You just need to show up honestly and try your best.
Instead of focusing on how you can solve their problems and how you can save them from their peril. Instead of focusing on how you represent the hero to their damsel. Instead of telling an infomercial level fairytale. Tell a story of humanness. Tell a story of you. As you are. Really.
Don’t focus on their insecurities and troubles in order to get them on your side. Focus on what you have to offer. Who you are and what you do. And if they want that then they can join you. And if they don’t want it then they can keep scrolling. Cos you don’t want a group of people with you only because they are scared.
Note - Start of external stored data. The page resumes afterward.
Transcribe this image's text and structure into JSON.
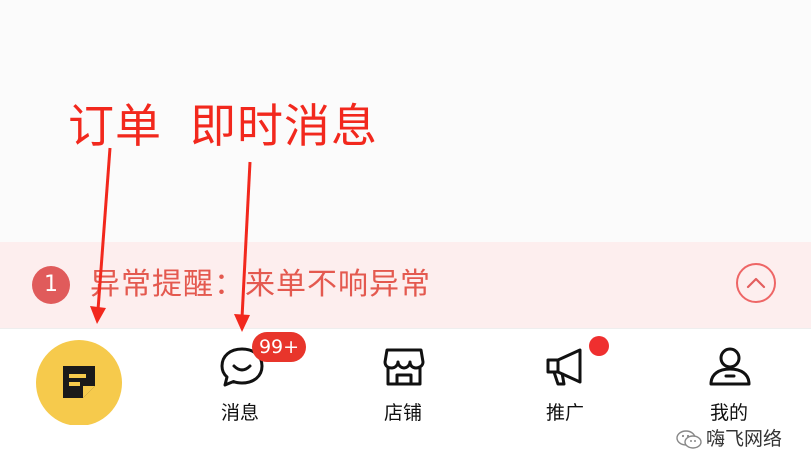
{
  "annotations": {
    "orders": "订单",
    "messages": "即时消息"
  },
  "alert": {
    "number": "1",
    "text": "异常提醒：来单不响异常",
    "toggle_icon": "chevron-up-icon"
  },
  "tabs": [
    {
      "label": "",
      "icon": "orders-note-icon"
    },
    {
      "label": "消息",
      "icon": "chat-bubble-icon",
      "badge": "99+"
    },
    {
      "label": "店铺",
      "icon": "store-icon"
    },
    {
      "label": "推广",
      "icon": "megaphone-icon",
      "dot": true
    },
    {
      "label": "我的",
      "icon": "user-icon"
    }
  ],
  "watermark": {
    "text": "嗨飞网络",
    "icon": "wechat-icon"
  },
  "colors": {
    "accent_red": "#f2281d",
    "alert_bg": "#fdeeee",
    "alert_text": "#e4594f",
    "orders_yellow": "#f6ca4c",
    "badge_red": "#e8352b"
  }
}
You want a group of people around you because you make them feel good by being yourself.
You want clients that like you and what you do.
If they don’t like you and what you do then do you really want to use fear to trick them into working with you? Nah.
Imagine being surrounded by your dream clients. Those that see your worth and value your work. They don’t haggle. They don’t get offended when you swear. The way they work perfectly suits the way you work. Your process is music to their ears. Your hatred for your phone is completely understood and they like the same tv shows as you. Ok so I’m describing my dream clients, but you can easily imagine yours right? Hopefully you’re my dream client reading this post right now (winking face emoji).
You don’t make good friends by pretending to be someone else or by making people afraid to NOT be your friend. So why would you do those things to get clients?
I hereby officially unsubscribe from fear-based marketing.
I’m gonna unfollow and mute insta accounts that use this dirty tactic and I promise to try my absolute best to not use the same sneaky tricks in my marketing. I’m going to continue to show up as I am (flaws and all) and do what I consider my best. I’m going to continue to make my own rules and follow my heart. And if you dig it then yay! I can’t wait to work with you. And if you don’t dig it, then please don’t fill out my contact form and ask for a discount or make me communicate with you via whatsapp voicenotes cos then we’re both going to have a bad time.